Lemwerderaner zählt zur deutschen Spitze

21.06.2019

Balve /Lemwerder Was für ein Debüt! Der Springreiter Hendrik Sosath aus Lemwerder hat endgültig den Sprung in die Elite des deutschen Pferdesports vollzogen. Bei den Deutschen Meisterschaften in Balve gewann er am Wochenende mit Casino Berlin die Bronzemedaille (die NWZ berichtete). Mit Lady Lordana landete er auf Rang 13. Der Erfolg ist der Höhepunkt einer beeindruckenden Entwicklung. Beim Deutschen Springderby in Hamburg hatte er die Experten unlängst mit seinen Qualitäten und der Klasse seiner Pferde restlos überzeugt.

Am Finaltag in Balve hatten die Teilnehmer zwei schwere Umläufe überwinden müssen. Die Stute Lady Lordana leistete sich im ersten Umlauf einen Fehler am Wassergraben. Im zweiten Umlauf blieb sie souverän fehlerfrei.

Der Schimmelhengst Casino Berlin präsentierte sich dann in absoluter Top-Form. Völlig unbeeindruckt von der imposanten Kulisse blieb er auch im ersten Umlauf ohne Abwurf und kassierte nur einen Zeitstrafpunkt. Im zweiten Umlauf saß die Zeit dem Paar im Nacken. Aber es blieb fehlerfrei. Der Lohn war die Bronzemedaille.

Bescheidener Topreiter

Hendrik Sosath gab sich nach dem bislang wohl erfolgreichsten Wochenende seiner Karriere gewohnt bescheiden. „Selbstverständlich ist das kein Turnier wie jedes andere“, sagte er. „Man muss seine Leistungen schließlich über vier Runden bestätigen. Und wenn man als einziger Teilnehmer zum Schluss zwei Pferde im Rennen hat und am Ende zu den drei Reitern zählt, die ohne Springfehler geblieben sind, ist das schon etwas Besonderes. Besser konnte es kaum laufen.“

Hendrik Sosath hatte auf seine Toppferde Casino Berlin und Lady Lordana gesetzt. Beide wurden von Vater Gerd Sosath gezüchtet und kommen aus Landor S-Müttern.
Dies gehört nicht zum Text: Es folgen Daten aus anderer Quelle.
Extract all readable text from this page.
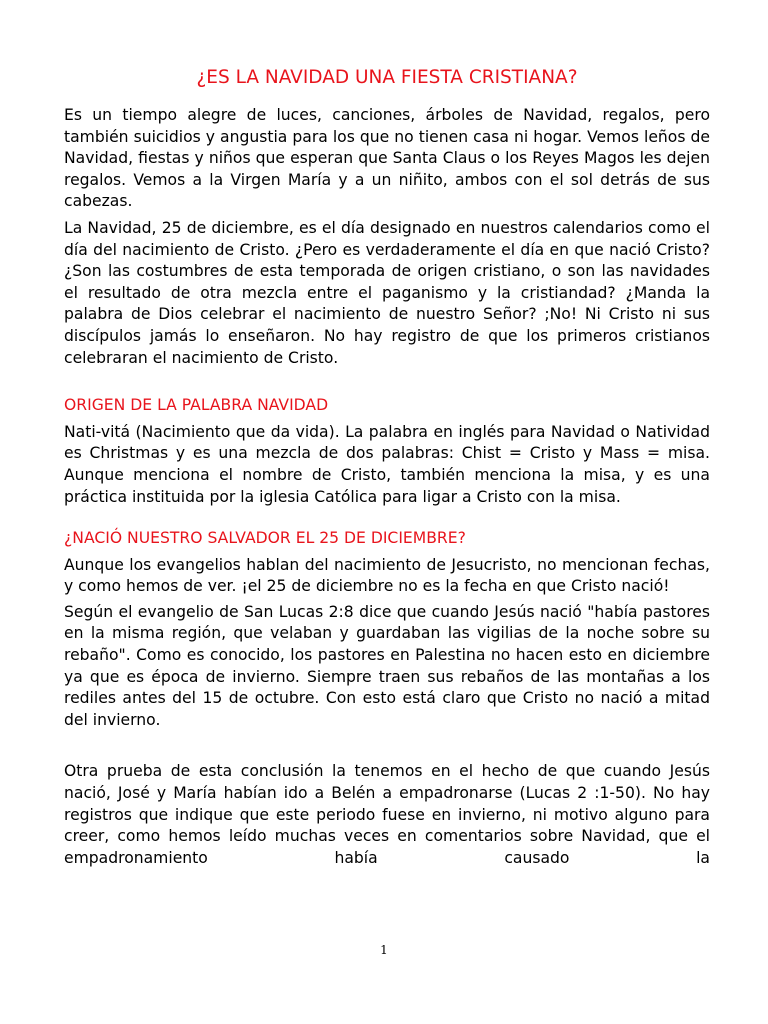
¿ES LA NAVIDAD UNA FIESTA CRISTIANA?

Es un tiempo alegre de luces, canciones, árboles de Navidad, regalos, pero también suicidios y angustia para los que no tienen casa ni hogar. Vemos leños de Navidad, fiestas y niños que esperan que Santa Claus o los Reyes Magos les dejen regalos. Vemos a la Virgen María y a un niñito, ambos con el sol detrás de sus cabezas.

La Navidad, 25 de diciembre, es el día designado en nuestros calendarios como el día del nacimiento de Cristo. ¿Pero es verdaderamente el día en que nació Cristo? ¿Son las costumbres de esta temporada de origen cristiano, o son las navidades el resultado de otra mezcla entre el paganismo y la cristiandad? ¿Manda la palabra de Dios celebrar el nacimiento de nuestro Señor? ;No! Ni Cristo ni sus discípulos jamás lo enseñaron. No hay registro de que los primeros cristianos celebraran el nacimiento de Cristo.

ORIGEN DE LA PALABRA NAVIDAD

Nati-vitá (Nacimiento que da vida). La palabra en inglés para Navidad o Natividad es Christmas y es una mezcla de dos palabras: Chist = Cristo y Mass = misa. Aunque menciona el nombre de Cristo, también menciona la misa, y es una práctica instituida por la iglesia Católica para ligar a Cristo con la misa.

¿NACIÓ NUESTRO SALVADOR EL 25 DE DICIEMBRE?

Aunque los evangelios hablan del nacimiento de Jesucristo, no mencionan fechas, y como hemos de ver. ¡el 25 de diciembre no es la fecha en que Cristo nació!

Según el evangelio de San Lucas 2:8 dice que cuando Jesús nació "había pastores en la misma región, que velaban y guardaban las vigilias de la noche sobre su rebaño". Como es conocido, los pastores en Palestina no hacen esto en diciembre ya que es época de invierno. Siempre traen sus rebaños de las montañas a los rediles antes del 15 de octubre. Con esto está claro que Cristo no nació a mitad del invierno.

Otra prueba de esta conclusión la tenemos en el hecho de que cuando Jesús nació, José y María habían ido a Belén a empadronarse (Lucas 2 :1-50). No hay registros que indique que este periodo fuese en invierno, ni motivo alguno para creer, como hemos leído muchas veces en comentarios sobre Navidad, que el empadronamiento había causado la

1
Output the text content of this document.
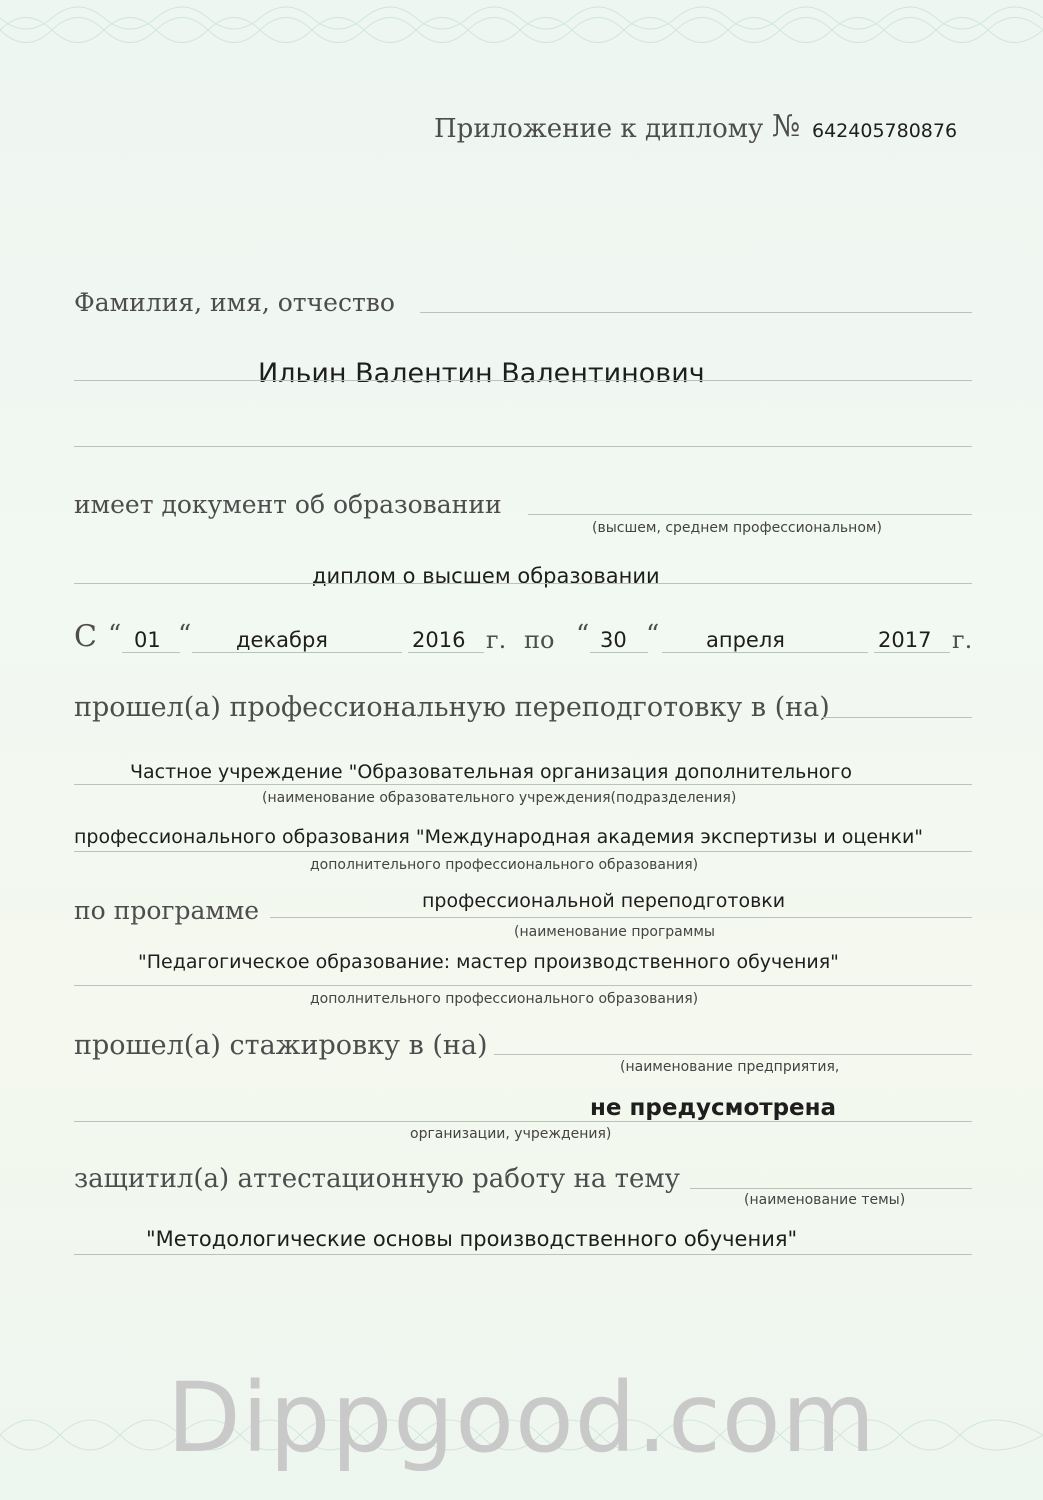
Приложение к диплому № 642405780876
Фамилия, имя, отчество
Ильин Валентин Валентинович
имеет документ об образовании
(высшем, среднем профессиональном)
диплом о высшем образовании
С “ 01 “ декабря	2016 г. по “ 30 “ апреля	2017 г.
прошел(а) профессиональную переподготовку в (на)
Частное учреждение "Образовательная организация дополнительного
(наименование образовательного учреждения(подразделения)
профессионального образования "Международная академия экспертизы и оценки"
дополнительного профессионального образования)
по программе	профессиональной переподготовки
(наименование программы
"Педагогическое образование: мастер производственного обучения"
дополнительного профессионального образования)
прошел(а) стажировку в (на)
(наименование предприятия,
не предусмотрена
организации, учреждения)
защитил(а) аттестационную работу на тему
(наименование темы)
"Методологические основы производственного обучения"
Dippgood.com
Gerd Sosath war auch als Trainer vor Ort. „So tolle Runden mit Casino Berlin und Lady Lordana. Da bin ich richtig stolz auf unsere Zuchtprodukte im doppelten Sinn“, sagte er.

Unterstützt worden war Hendrik Sosath bei den Vorbereitungen von Holger Wulschner. Der erfahrene Nationenpreisreiter ist momentan mit den Sosath-Pferden Diamant de Plaisir und Casirus erfolgreich unterwegs. „Mit lockeren Sprüchen und guten Tipps konnte er viel Anspannung nehmen“, sagte Hendrik Sosath.

Die anderen Familien- und Teammitglieder drückten zu Hause gemeinsam die Daumen und verfolgten das spannende Finale am Fernseher. Jeder feierte mit, schließlich ist dieser Erfolg auch die Leistung des gesamten Teams rund um Pferd und Reiter. Nur wenn beide topfit und trainiert sind, stellen sich Erfolge ein.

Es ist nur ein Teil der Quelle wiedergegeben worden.